The majority of recurrence being in‐field provides evidence of radioresistant tumor volumes within the original GTV. One veterinary study attempted to characterize these subvolumes during radiation with PET‐CT while boosting the GTV dose to 50 Gy in a cohort of dogs with SNT. The boost dose was not associated with a superior outcome in this small group of dogs; although, mid‐treatment high 3′‐deoxy‐3′‐18F‐fluorothymidine (FLT) PET uptake (a marker of proliferation) was indicative of a poorer outcome.

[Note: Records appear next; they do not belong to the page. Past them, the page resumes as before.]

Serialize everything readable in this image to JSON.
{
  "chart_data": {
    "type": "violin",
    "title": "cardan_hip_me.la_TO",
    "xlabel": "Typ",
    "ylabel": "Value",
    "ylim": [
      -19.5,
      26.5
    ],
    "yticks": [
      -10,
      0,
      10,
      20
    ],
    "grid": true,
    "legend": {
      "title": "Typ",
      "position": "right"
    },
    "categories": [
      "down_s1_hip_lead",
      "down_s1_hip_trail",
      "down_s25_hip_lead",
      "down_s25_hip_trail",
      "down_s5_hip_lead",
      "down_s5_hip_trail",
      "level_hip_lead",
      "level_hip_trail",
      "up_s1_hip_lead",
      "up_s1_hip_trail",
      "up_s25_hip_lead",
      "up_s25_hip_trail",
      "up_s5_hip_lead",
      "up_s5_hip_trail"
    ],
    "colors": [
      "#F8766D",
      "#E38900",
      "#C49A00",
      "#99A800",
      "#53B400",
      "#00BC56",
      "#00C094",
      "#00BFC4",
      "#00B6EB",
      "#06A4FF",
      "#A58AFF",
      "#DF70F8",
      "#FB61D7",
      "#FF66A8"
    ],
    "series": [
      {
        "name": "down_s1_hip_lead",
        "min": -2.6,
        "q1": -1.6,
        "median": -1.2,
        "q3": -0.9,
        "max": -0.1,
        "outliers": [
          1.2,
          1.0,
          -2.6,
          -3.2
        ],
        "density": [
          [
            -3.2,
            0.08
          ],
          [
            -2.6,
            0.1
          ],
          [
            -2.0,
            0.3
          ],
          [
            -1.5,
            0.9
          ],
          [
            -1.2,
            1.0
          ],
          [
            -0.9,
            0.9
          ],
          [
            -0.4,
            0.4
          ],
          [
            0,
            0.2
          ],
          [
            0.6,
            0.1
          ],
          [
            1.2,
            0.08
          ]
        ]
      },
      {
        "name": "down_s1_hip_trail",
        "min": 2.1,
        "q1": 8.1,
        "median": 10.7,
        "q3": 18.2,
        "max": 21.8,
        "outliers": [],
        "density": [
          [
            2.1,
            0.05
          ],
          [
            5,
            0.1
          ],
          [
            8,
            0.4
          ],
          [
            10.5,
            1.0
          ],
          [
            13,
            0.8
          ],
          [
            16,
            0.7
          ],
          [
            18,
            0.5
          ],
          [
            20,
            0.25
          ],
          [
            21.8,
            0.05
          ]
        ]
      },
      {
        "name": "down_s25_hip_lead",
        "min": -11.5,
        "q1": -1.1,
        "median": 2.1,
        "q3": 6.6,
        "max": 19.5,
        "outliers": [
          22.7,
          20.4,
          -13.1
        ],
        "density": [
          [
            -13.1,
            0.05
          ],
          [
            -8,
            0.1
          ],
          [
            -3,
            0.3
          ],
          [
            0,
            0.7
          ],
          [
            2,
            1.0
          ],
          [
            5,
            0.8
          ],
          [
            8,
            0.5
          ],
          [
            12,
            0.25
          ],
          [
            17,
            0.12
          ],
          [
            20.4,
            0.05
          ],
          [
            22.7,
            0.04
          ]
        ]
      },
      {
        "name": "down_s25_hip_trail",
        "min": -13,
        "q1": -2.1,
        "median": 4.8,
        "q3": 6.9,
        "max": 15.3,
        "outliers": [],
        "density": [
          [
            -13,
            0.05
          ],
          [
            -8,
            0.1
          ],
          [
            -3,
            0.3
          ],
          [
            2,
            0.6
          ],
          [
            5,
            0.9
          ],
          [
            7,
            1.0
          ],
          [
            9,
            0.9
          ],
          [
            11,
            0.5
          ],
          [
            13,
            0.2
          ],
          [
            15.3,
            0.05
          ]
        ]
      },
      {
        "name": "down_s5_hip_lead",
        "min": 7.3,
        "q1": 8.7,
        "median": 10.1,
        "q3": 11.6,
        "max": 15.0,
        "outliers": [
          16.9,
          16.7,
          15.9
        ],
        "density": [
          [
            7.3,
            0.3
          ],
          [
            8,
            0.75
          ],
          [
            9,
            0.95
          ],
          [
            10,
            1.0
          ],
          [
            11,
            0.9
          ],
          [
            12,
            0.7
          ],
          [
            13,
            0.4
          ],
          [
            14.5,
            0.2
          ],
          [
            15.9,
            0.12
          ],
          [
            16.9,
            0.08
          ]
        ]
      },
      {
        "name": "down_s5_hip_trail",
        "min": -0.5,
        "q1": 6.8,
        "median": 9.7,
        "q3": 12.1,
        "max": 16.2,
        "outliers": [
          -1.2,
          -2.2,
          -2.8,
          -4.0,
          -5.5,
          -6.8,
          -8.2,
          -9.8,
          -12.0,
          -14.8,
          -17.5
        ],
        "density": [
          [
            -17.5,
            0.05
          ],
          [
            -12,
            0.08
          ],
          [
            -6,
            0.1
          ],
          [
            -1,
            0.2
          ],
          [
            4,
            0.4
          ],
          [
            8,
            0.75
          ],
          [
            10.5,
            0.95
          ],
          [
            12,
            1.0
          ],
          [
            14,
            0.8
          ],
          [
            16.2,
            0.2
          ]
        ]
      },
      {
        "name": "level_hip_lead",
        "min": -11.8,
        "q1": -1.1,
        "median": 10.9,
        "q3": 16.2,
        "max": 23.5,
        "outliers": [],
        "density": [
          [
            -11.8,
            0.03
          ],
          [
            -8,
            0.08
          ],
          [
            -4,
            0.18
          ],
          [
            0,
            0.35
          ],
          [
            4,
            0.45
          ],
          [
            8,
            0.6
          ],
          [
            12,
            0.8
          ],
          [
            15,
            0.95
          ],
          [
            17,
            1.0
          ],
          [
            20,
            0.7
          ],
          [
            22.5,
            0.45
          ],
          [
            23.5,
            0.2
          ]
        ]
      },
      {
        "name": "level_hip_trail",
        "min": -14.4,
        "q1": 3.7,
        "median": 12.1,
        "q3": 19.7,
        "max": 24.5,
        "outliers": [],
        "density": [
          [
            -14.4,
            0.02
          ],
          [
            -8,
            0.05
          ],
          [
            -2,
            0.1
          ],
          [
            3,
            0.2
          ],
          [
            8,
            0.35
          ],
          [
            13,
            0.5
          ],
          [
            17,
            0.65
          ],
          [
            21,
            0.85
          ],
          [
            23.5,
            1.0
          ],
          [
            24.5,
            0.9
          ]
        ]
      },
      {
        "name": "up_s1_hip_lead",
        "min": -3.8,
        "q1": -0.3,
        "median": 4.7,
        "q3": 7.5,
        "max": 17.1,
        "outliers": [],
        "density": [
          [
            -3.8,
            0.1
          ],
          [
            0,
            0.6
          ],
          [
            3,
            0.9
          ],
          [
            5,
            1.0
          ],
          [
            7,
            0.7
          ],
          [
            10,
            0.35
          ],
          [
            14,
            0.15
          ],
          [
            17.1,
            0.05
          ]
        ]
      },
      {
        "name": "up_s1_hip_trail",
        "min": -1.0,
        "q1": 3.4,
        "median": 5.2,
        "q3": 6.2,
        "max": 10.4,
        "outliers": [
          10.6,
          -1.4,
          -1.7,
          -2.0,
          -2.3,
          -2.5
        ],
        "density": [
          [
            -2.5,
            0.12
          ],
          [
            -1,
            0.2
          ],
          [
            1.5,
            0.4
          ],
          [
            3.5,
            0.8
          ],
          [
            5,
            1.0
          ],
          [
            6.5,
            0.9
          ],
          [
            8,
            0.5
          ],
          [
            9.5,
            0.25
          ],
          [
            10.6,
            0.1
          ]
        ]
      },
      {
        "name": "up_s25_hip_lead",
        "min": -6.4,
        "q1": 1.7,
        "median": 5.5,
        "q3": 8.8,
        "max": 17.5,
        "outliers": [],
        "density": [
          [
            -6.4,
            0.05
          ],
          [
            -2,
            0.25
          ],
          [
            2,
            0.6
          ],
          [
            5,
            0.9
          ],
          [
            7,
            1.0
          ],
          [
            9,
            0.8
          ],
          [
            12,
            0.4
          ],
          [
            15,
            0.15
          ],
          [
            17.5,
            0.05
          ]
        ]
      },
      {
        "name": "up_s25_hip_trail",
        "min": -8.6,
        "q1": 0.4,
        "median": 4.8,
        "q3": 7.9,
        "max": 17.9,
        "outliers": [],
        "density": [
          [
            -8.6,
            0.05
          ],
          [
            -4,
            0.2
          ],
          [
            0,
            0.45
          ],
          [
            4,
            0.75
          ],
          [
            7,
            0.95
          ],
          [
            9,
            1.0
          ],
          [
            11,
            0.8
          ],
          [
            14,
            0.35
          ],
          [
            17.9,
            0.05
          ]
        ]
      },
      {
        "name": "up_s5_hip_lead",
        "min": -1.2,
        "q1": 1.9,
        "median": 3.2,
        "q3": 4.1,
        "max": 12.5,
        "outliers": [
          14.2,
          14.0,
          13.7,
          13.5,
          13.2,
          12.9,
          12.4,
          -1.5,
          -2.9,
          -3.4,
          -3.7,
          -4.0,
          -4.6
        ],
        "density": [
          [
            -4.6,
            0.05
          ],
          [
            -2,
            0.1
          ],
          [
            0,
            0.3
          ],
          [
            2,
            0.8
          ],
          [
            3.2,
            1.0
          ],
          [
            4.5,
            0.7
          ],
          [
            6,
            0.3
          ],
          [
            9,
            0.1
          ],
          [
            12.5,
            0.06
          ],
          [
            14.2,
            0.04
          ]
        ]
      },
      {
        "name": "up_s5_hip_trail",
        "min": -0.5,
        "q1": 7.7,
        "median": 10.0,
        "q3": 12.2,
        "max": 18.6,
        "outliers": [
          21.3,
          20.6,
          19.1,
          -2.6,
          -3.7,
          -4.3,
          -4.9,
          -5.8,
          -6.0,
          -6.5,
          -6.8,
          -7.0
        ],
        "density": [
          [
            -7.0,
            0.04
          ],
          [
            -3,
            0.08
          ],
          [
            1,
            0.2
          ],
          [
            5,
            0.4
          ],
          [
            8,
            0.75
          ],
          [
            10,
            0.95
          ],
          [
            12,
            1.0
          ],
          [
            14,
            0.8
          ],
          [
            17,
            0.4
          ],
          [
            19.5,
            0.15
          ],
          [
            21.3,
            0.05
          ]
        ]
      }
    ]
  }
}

Future studies to identify radioresistant subvolumes may shed light on methods to reduce in field recurrence. The use of radiation boost to increase the dose to the GTV is not new and was evaluated in the early 1990s in SNT in dogs before the technical advances we now apply and induces unacceptable acute adverse effects. However, with new technology, further evaluation of GTV or GTVr boost might be useful and is currently being evaluated by several groups. With a marginal failure of close to 20%, it seems prudent to not use smaller than 1 cm CTV expansion within the nasal cavity and depending on the positioning device and positioning verification system used a smaller than 2 mm PTV expansion is not recommended and larger expansion could possibly be required as all marginal failures in this study occurred at the level of the 2 mm PTV expansion.

CONFLICT OF INTEREST DECLARATION

Authors declare no conflict of interest.

OFF‐LABEL ANTIMICROBIAL DECLARATION

Authors declare no off‐label use of antimicrobials.

INSTITUTIONAL ANIMAL CARE AND USE COMMITTEE (IACUC) OR OTHER APPROVAL DECLARATION

Authors declare no IACUC or other approval was needed.

HUMAN ETHICS APPROVAL DECLARATION

Authors declare human ethics approval was not needed for this study.